- 2nd Battle of Kōnodai: Part of the Sengoku period
| Date | 1564 |
| Location | Kōnodai, Shimōsa Province35°45′37″N 139°53′42″E﻿ / ﻿35.76028°N 139.89511°E |
| Result | Decisive Hōjō victory |

Belligerents
- forces of Hōjō Ujiyasu: forces of Satomi Yoshihiro

Commanders and leaders
- Hōjō Ujiyasu Hōjō Ujimasa Hōjō Tsunashige Hōjō Ujiteru: Satomi Yoshihiro Satomi Chokuro † Ōta Sukemasa

Strength
- 20,000: 8,000

= Battle of Kōnodai (1564) =

1564 battle

In the second Battle of Kōnodai, fought in 1564, Hōjō Ujiyasu led his men to victory against Satomi Yoshihiro.
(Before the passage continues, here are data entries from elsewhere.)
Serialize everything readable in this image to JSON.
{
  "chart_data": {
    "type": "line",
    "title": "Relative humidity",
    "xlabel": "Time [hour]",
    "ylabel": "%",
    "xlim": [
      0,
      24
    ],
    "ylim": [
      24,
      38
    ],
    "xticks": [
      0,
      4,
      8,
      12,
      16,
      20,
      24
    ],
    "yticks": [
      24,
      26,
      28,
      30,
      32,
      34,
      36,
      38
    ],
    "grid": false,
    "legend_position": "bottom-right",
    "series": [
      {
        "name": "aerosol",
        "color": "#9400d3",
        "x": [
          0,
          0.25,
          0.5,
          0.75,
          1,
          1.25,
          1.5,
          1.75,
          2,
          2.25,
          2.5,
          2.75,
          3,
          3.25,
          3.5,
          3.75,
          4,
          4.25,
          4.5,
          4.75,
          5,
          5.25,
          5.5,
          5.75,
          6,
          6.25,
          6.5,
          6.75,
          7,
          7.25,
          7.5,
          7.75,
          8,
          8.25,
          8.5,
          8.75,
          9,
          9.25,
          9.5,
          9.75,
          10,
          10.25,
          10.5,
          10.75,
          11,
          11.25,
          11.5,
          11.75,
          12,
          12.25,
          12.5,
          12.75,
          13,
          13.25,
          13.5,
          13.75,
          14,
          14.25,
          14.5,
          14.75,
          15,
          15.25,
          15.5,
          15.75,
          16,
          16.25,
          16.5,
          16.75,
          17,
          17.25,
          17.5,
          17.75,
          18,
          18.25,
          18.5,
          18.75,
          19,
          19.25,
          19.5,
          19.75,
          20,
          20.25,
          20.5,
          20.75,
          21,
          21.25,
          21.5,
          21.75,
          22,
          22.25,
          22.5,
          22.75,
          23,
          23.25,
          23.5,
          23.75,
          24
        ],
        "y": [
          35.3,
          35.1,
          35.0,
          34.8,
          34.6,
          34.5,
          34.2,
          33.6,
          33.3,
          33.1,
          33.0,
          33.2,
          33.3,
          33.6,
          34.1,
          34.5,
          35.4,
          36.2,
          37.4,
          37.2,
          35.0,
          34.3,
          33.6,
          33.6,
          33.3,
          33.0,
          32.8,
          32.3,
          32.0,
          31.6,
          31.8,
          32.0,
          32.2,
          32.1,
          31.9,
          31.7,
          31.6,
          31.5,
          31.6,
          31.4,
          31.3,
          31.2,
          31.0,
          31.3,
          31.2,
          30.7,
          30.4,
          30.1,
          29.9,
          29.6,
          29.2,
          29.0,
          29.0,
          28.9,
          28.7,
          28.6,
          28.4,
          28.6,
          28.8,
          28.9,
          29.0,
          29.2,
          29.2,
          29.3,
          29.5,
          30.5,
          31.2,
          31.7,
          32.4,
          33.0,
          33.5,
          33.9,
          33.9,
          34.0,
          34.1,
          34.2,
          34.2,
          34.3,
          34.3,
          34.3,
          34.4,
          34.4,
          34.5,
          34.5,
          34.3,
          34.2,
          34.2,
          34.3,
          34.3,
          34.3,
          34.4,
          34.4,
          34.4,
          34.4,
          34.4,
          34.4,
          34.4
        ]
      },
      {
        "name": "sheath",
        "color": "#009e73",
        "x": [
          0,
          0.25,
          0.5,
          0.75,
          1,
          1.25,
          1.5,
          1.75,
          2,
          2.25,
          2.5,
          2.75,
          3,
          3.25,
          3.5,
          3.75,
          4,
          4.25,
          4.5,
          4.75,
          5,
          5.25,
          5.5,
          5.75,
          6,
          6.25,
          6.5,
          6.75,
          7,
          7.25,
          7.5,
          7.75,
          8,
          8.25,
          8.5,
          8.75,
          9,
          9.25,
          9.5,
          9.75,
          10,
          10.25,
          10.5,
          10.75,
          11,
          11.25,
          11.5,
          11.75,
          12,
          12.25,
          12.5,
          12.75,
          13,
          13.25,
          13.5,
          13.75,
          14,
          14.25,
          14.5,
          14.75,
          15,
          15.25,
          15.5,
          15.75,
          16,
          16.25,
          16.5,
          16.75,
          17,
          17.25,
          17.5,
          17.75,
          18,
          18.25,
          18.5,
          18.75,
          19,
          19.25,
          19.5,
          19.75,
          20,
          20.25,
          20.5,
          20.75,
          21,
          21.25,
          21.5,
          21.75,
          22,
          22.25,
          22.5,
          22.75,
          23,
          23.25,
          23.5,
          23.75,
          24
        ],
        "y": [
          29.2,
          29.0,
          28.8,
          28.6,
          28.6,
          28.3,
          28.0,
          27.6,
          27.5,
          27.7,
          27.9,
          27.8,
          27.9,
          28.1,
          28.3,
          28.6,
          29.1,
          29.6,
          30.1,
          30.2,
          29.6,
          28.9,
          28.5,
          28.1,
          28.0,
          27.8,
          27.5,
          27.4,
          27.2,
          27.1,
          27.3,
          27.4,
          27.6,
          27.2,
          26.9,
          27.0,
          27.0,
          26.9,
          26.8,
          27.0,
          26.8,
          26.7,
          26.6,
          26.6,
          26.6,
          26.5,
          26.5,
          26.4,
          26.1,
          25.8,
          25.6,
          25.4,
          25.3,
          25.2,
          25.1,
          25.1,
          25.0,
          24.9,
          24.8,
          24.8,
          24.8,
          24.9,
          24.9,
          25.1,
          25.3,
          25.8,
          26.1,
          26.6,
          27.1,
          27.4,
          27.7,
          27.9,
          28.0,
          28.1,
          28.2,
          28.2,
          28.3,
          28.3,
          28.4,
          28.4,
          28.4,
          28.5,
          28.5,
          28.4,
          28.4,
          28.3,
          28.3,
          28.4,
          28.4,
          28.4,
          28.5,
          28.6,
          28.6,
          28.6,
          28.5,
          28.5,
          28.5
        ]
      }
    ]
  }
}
Both Ujiyasu and Yoshihiro were the sons of the commanders at the first battle of Kōnodai, in which Hōjō Ujitsuna defeated the combined forces of Satomi Yoshitaka and Ashikaga Yoshiaki (Oyumi).

==Battle==
Outnumbered 20,000 to 8,000, Satomi fell back when the Hōjō vanguard advanced. But this was a feint, and an attempt to draw his enemy into a trap. However, Hōjō Ujiyasu expected a trap of this sort, and had sent his son, Ujimasa, with a small force to attack the Satomi rear, surrounding, and later Ujiyasu defeated Yoshihiro. In the ensuing battle, Satomi Yoshihiro saw his son, Chokuro, killed by Matsuda Yasuyoshi, a Hōjō retainer.

==Aftermath==
Hōjō Ujiyasu celebrated his victory with a poem:
 Conquering the foe
 As I wished at Kōnodai
 Now do I behold
 The evening sunshine of Katsuura

After the battle, Matsuda Yasuyoshi who had killed Yoshihiro's son, entered a life of monkhood, feeling remorse for the death of the young boy.